The pawn gets to move one square in one dimension "forward" (either forward horizontally on the board or into a universe further towards the universes created by your opponent). Other dimensions are excluded (horizontal movement on the board and time travel). When attacking, pawns can only assault by combining one move "forward" with one move in a corresponding perpendicular dimension.
In-game, this means the pawn can either move diagonally forward to attack or into the next universe one turn prior. The horizontal and vertical axis on the board are taken to be a pairing with universes and time being interpreted as another pairing.
A change I could see is interpreting any pairing of forward and sideways movement as valid, which would allow pawns to attack by: moving forward and back in time; into the next universe and horizontally.
Theoretically, all other dimensions are perpendicular to forward movement, so pawns could also be allowed to move: into the next universe and vertically; forward and into the next or previous universe.
These would definitely be quite scary pawns, but I also think it would be neat to try out (and have pawn lines between universes).
Time travelling pieces ought to be able to move more than one square 5D in order for time travel to be effective, otherwise the loops become too tight.
In that vein, a pawn in its opening could be allowed to move a square up and a square back in time: that would be interesting as well.
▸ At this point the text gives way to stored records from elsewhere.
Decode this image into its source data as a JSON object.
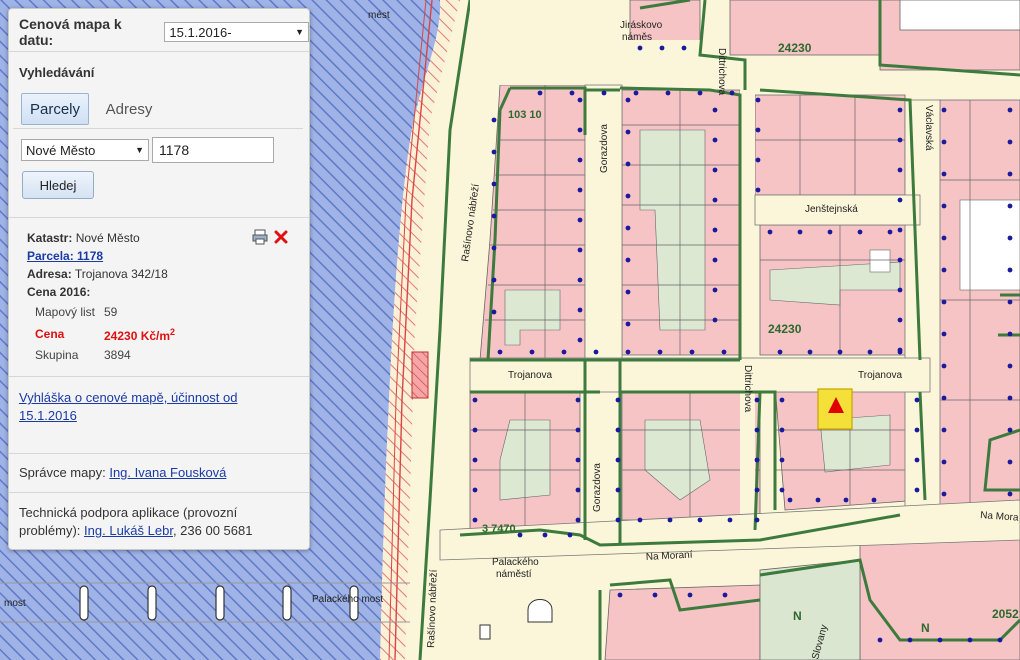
{
  "toolbar": {
    "title": "Cenová mapa k datu:",
    "date_value": "15.1.2016-",
    "caret": "▼"
  },
  "search": {
    "heading": "Vyhledávání",
    "tab_parcels": "Parcely",
    "tab_addresses": "Adresy",
    "cadastre_value": "Nové Město",
    "parcel_number": "1178",
    "search_button": "Hledej"
  },
  "result": {
    "cadastre_label": "Katastr:",
    "cadastre_value": "Nové Město",
    "parcel_link": "Parcela: 1178",
    "address_label": "Adresa:",
    "address_value": "Trojanova 342/18",
    "price_heading": "Cena 2016:",
    "map_sheet_label": "Mapový list",
    "map_sheet_value": "59",
    "price_label": "Cena",
    "price_value": "24230 Kč/m",
    "price_exp": "2",
    "group_label": "Skupina",
    "group_value": "3894"
  },
  "decree": {
    "link_line1": "Vyhláška o cenové mapě, účinnost od",
    "link_line2": "15.1.2016"
  },
  "admin": {
    "label": "Správce mapy:",
    "name": "Ing. Ivana Fousková"
  },
  "support": {
    "line1": "Technická podpora aplikace (provozní",
    "line2_prefix": "problémy):",
    "name": "Ing. Lukáš Lebr",
    "phone": ", 236 00 5681"
  },
  "map": {
    "streets": {
      "jiraskovo": "Jiráskovo",
      "jiraskovo2": "náměs",
      "dittrichova_top": "Dittrichova",
      "dittrichova_mid": "Dittrichova",
      "vaclavska": "Václavská",
      "gorazdova_top": "Gorazdova",
      "gorazdova_bot": "Gorazdova",
      "jenstejnska": "Jenštejnská",
      "trojanova_left": "Trojanova",
      "trojanova_right": "Trojanova",
      "rasinovo_top": "Rašínovo nábřeží",
      "rasinovo_bot": "Rašínovo nábřeží",
      "na_morani": "Na Moraní",
      "na_morani2": "Na Mora",
      "palackeho_sq1": "Palackého",
      "palackeho_sq2": "náměstí",
      "palackeho_most": "Palackého most",
      "most_left": "most",
      "most_top": "mést",
      "slovany": "Slovany"
    },
    "prices": {
      "p1": "24230",
      "p2": "24230",
      "p3": "103 10",
      "p4": "3 7470",
      "p5": "2052"
    },
    "zone_labels": {
      "n1": "N",
      "n2": "N"
    }
  },
  "colors": {
    "parcel_fill": "#f7c4c6",
    "street_fill": "#fbf6d9",
    "zone_border": "#3d7a3d",
    "river": "#8fa7e0",
    "point": "#1a1a9e",
    "selected": "#f5e03a",
    "marker": "#e00000"
  }
}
John Connor would not save Sarah, instead a board full of duplicate Reese's would. Or to finesse the analogy, Edward Furlong- John Connor's zit-faced friend would go back in time a bunch of times and save the world just by filling it with duplicates of himself. It would be hard to kill the Queen if she and the King hid behind two full ranks of time-travelling pawns.
"Time travelling pieces ought to be able to move more than one square 5D in order for time travel to be effective, otherwise the loops become too tight."
if you can create a stalemate with time travel, then your attack wasn't perfect. It's not really an issue of the game, it's just a rookie mistake
You cannot stalemate by making infinite timelines. If one player makes too many timelines, the other player is no longer obligated to play those boards until they make their own timelines, so you can effectively checkmate in one timeline, and then survive (while preventing ways of taking your checkmating piece across universes) until your opponent has opened too many timelines to be able to escape (forcing them to play the checkmated board).
Allowing the pawn or king to move multiple squares in different dimensions would break the rules of chess in general. Neither can move more than one square in any dimension to begin with (excluding pawn first move and castling, of course).